Hope during the pandemic’s worst stage

The US is in dire need of a strong, science-based response to the COVID-19 pandemic. Currently, the US is facing one of the darkest chapters of the pandemic. Daily case numbers are repeatedly spiking to the highest numbers ever observed, daily death totals are the highest levels seen since May, and COVID-19 hospitalizations are so high that many hospitals, especially in the Midwest and the West, are reaching their capacity to deliver care.

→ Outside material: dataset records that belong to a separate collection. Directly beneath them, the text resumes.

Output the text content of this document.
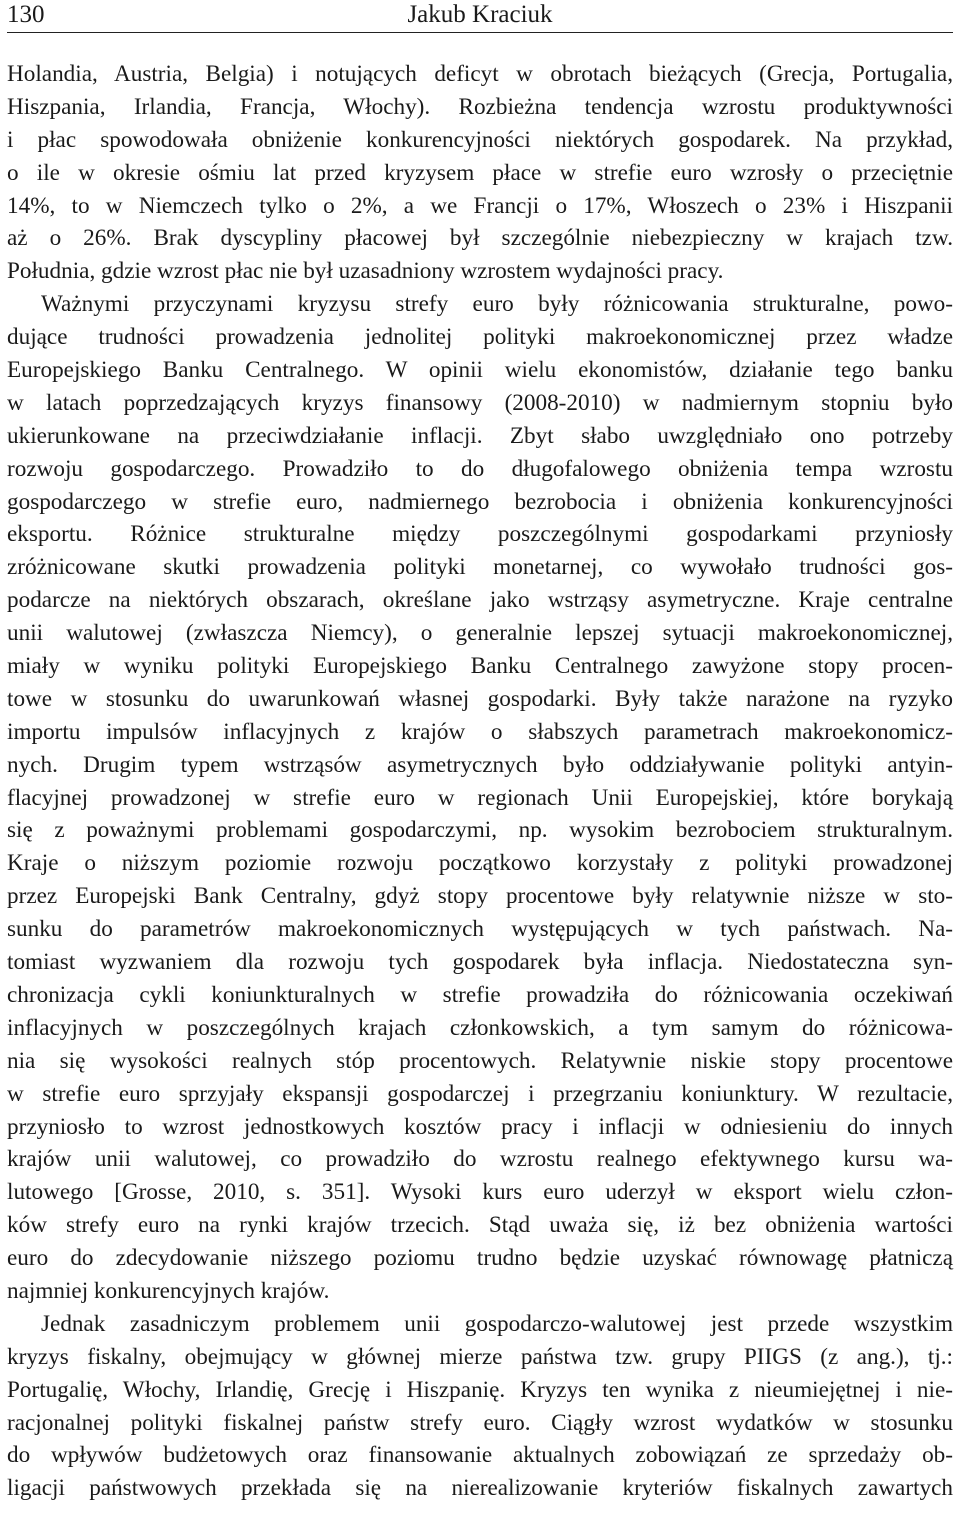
130	Jakub Kraciuk
Holandia, Austria, Belgia) i notujących deficyt w obrotach bieżących (Grecja, Portugalia,
Hiszpania, Irlandia, Francja, Włochy). Rozbieżna tendencja wzrostu produktywności
i płac spowodowała obniżenie konkurencyjności niektórych gospodarek. Na przykład,
o ile w okresie ośmiu lat przed kryzysem płace w strefie euro wzrosły o przeciętnie
14%, to w Niemczech tylko o 2%, a we Francji o 17%, Włoszech o 23% i Hiszpanii
aż o 26%. Brak dyscypliny płacowej był szczególnie niebezpieczny w krajach tzw.
Południa, gdzie wzrost płac nie był uzasadniony wzrostem wydajności pracy.
Ważnymi przyczynami kryzysu strefy euro były różnicowania strukturalne, powo-
dujące trudności prowadzenia jednolitej polityki makroekonomicznej przez władze
Europejskiego Banku Centralnego. W opinii wielu ekonomistów, działanie tego banku
w latach poprzedzających kryzys finansowy (2008-2010) w nadmiernym stopniu było
ukierunkowane na przeciwdziałanie inflacji. Zbyt słabo uwzględniało ono potrzeby
rozwoju gospodarczego. Prowadziło to do długofalowego obniżenia tempa wzrostu
gospodarczego w strefie euro, nadmiernego bezrobocia i obniżenia konkurencyjności
eksportu. Różnice strukturalne między poszczególnymi gospodarkami przyniosły
zróżnicowane skutki prowadzenia polityki monetarnej, co wywołało trudności gos-
podarcze na niektórych obszarach, określane jako wstrząsy asymetryczne. Kraje centralne
unii walutowej (zwłaszcza Niemcy), o generalnie lepszej sytuacji makroekonomicznej,
miały w wyniku polityki Europejskiego Banku Centralnego zawyżone stopy procen-
towe w stosunku do uwarunkowań własnej gospodarki. Były także narażone na ryzyko
importu impulsów inflacyjnych z krajów o słabszych parametrach makroekonomicz-
nych. Drugim typem wstrząsów asymetrycznych było oddziaływanie polityki antyin-
flacyjnej prowadzonej w strefie euro w regionach Unii Europejskiej, które borykają
się z poważnymi problemami gospodarczymi, np. wysokim bezrobociem strukturalnym.
Kraje o niższym poziomie rozwoju początkowo korzystały z polityki prowadzonej
przez Europejski Bank Centralny, gdyż stopy procentowe były relatywnie niższe w sto-
sunku do parametrów makroekonomicznych występujących w tych państwach. Na-
tomiast wyzwaniem dla rozwoju tych gospodarek była inflacja. Niedostateczna syn-
chronizacja cykli koniunkturalnych w strefie prowadziła do różnicowania oczekiwań
inflacyjnych w poszczególnych krajach członkowskich, a tym samym do różnicowa-
nia się wysokości realnych stóp procentowych. Relatywnie niskie stopy procentowe
w strefie euro sprzyjały ekspansji gospodarczej i przegrzaniu koniunktury. W rezultacie,
przyniosło to wzrost jednostkowych kosztów pracy i inflacji w odniesieniu do innych
krajów unii walutowej, co prowadziło do wzrostu realnego efektywnego kursu wa-
lutowego [Grosse, 2010, s. 351]. Wysoki kurs euro uderzył w eksport wielu człon-
ków strefy euro na rynki krajów trzecich. Stąd uważa się, iż bez obniżenia wartości
euro do zdecydowanie niższego poziomu trudno będzie uzyskać równowagę płatniczą
najmniej konkurencyjnych krajów.
Jednak zasadniczym problemem unii gospodarczo-walutowej jest przede wszystkim
kryzys fiskalny, obejmujący w głównej mierze państwa tzw. grupy PIIGS (z ang.), tj.:
Portugalię, Włochy, Irlandię, Grecję i Hiszpanię. Kryzys ten wynika z nieumiejętnej i nie-
racjonalnej polityki fiskalnej państw strefy euro. Ciągły wzrost wydatków w stosunku
do wpływów budżetowych oraz finansowanie aktualnych zobowiązań ze sprzedaży ob-
ligacji państwowych przekłada się na nierealizowanie kryteriów fiskalnych zawartych
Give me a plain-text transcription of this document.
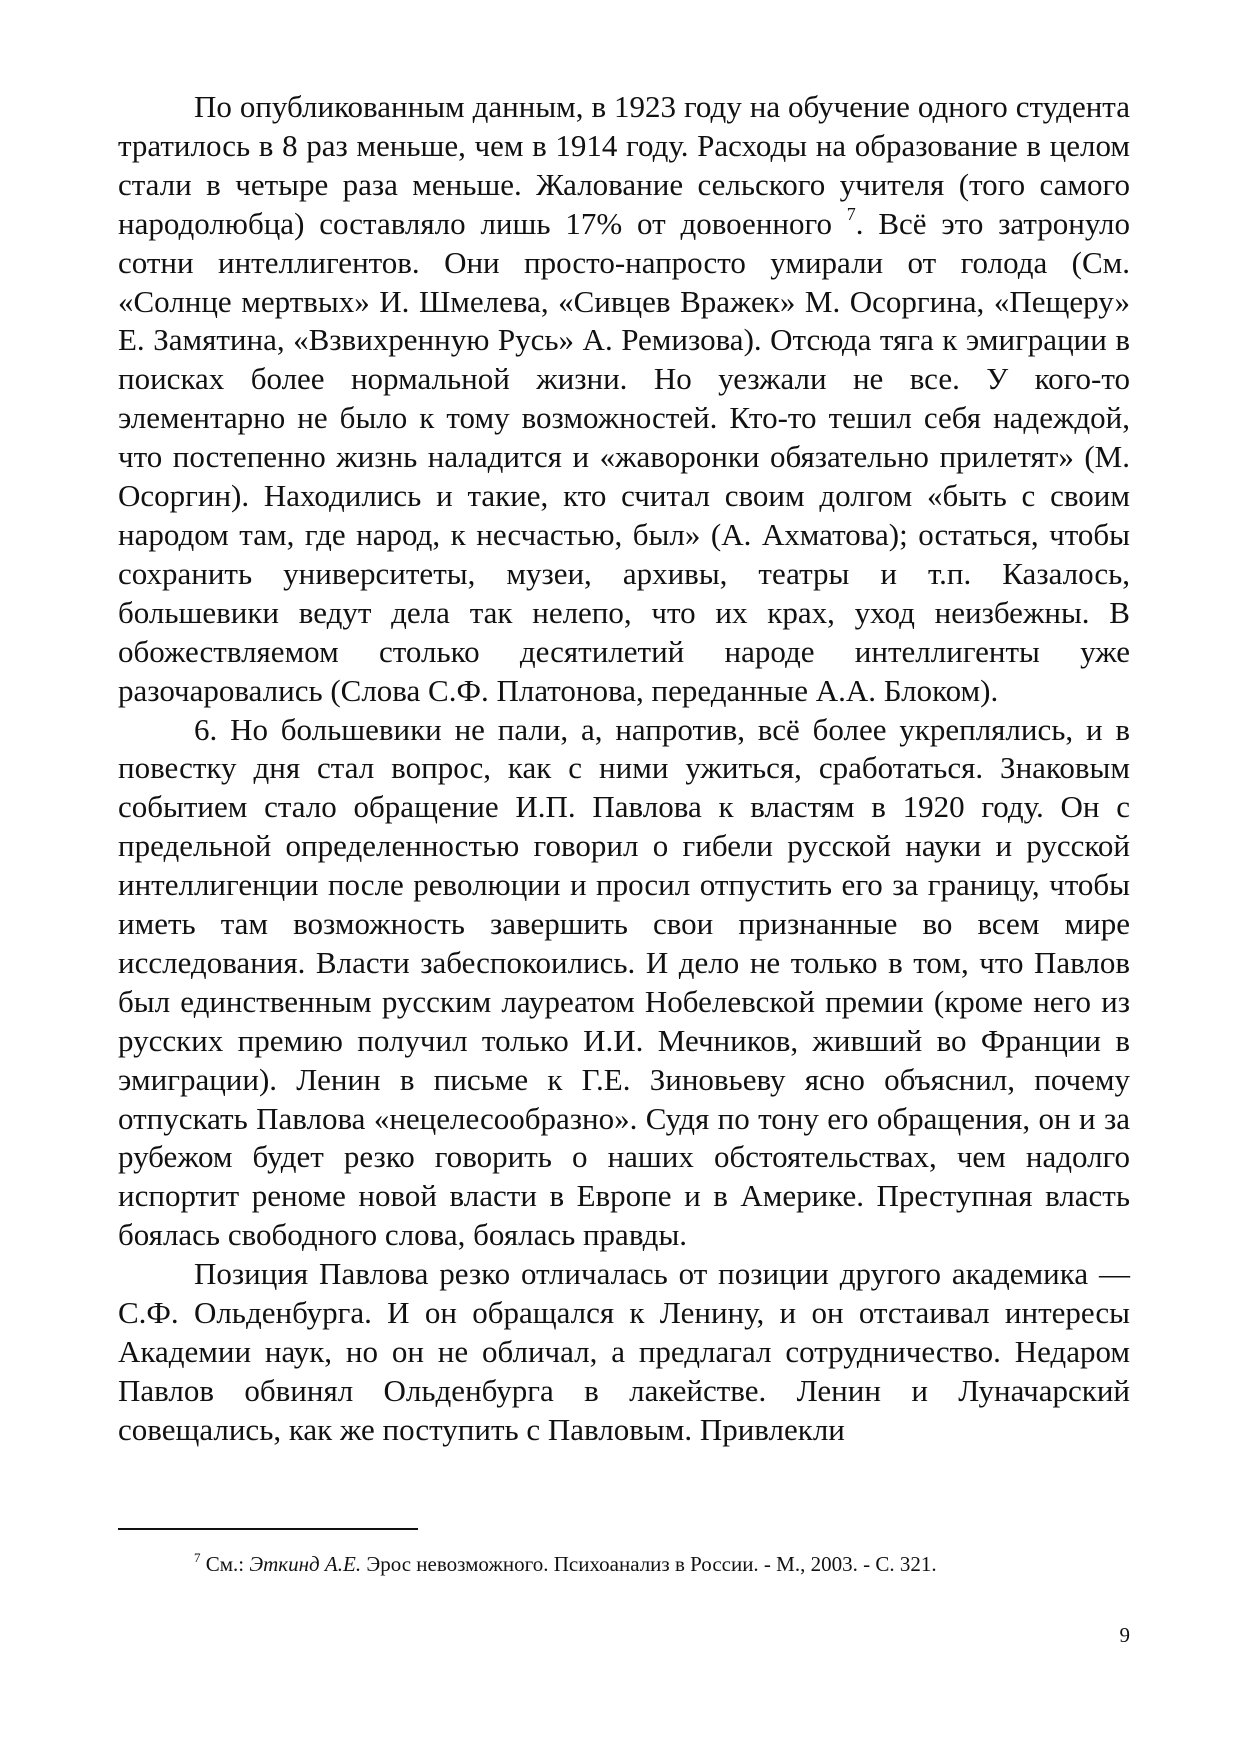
По опубликованным данным, в 1923 году на обучение одного студента тратилось в 8 раз меньше, чем в 1914 году. Расходы на образование в целом стали в четыре раза меньше. Жалование сельского учителя (того самого народолюбца) составляло лишь 17% от довоенного $^7$. Всё это затронуло сотни интеллигентов. Они просто-напросто умирали от голода (См. «Солнце мертвых» И. Шмелева, «Сивцев Вражек» М. Осоргина, «Пещеру» Е. Замятина, «Взвихренную Русь» А. Ремизова). Отсюда тяга к эмиграции в поисках более нормальной жизни. Но уезжали не все. У кого-то элементарно не было к тому возможностей. Кто-то тешил себя надеждой, что постепенно жизнь наладится и «жаворонки обязательно прилетят» (М. Осоргин). Находились и такие, кто считал своим долгом «быть с своим народом там, где народ, к несчастью, был» (А. Ахматова); остаться, чтобы сохранить университеты, музеи, архивы, театры и т.п. Казалось, большевики ведут дела так нелепо, что их крах, уход неизбежны. В обожествляемом столько десятилетий народе интеллигенты уже разочаровались (Слова С.Ф. Платонова, переданные А.А. Блоком).

6. Но большевики не пали, а, напротив, всё более укреплялись, и в повестку дня стал вопрос, как с ними ужиться, сработаться. Знаковым событием стало обращение И.П. Павлова к властям в 1920 году. Он с предельной определенностью говорил о гибели русской науки и русской интеллигенции после революции и просил отпустить его за границу, чтобы иметь там возможность завершить свои признанные во всем мире исследования. Власти забеспокоились. И дело не только в том, что Павлов был единственным русским лауреатом Нобелевской премии (кроме него из русских премию получил только И.И. Мечников, живший во Франции в эмиграции). Ленин в письме к Г.Е. Зиновьеву ясно объяснил, почему отпускать Павлова «нецелесообразно». Судя по тону его обращения, он и за рубежом будет резко говорить о наших обстоятельствах, чем надолго испортит реноме новой власти в Европе и в Америке. Преступная власть боялась свободного слова, боялась правды.

Позиция Павлова резко отличалась от позиции другого академика — С.Ф. Ольденбурга. И он обращался к Ленину, и он отстаивал интересы Академии наук, но он не обличал, а предлагал сотрудничество. Недаром Павлов обвинял Ольденбурга в лакействе. Ленин и Луначарский совещались, как же поступить с Павловым. Привлекли

$^7$ См.: Эткинд А.Е. Эрос невозможного. Психоанализ в России. - М., 2003. - С. 321.

9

We are in desperate need of an administration willing and able to use science-based tools to slow the spread of this deadly pandemic. We at the Union of Concerned Scientists have recorded during the Trump administration numerous attacks on science during the pandemic, including recent actions like blocking the CDC from issuing a mask mandate for public transportation, delaying FDA’s strong science-based guidance on vaccine development, and substantially weakening a CDC no-sail order for cruise ships. The upcoming Biden administration promises to not only reverse these anti-science actions but to substantially increase the government’s role in combating the pandemic using robust scientific and equity measures. We will hold the Biden administration to these promises and we hold out hope that his team will “listen to the science” during this devastating crisis and protect the health and safety of millions of people across the US.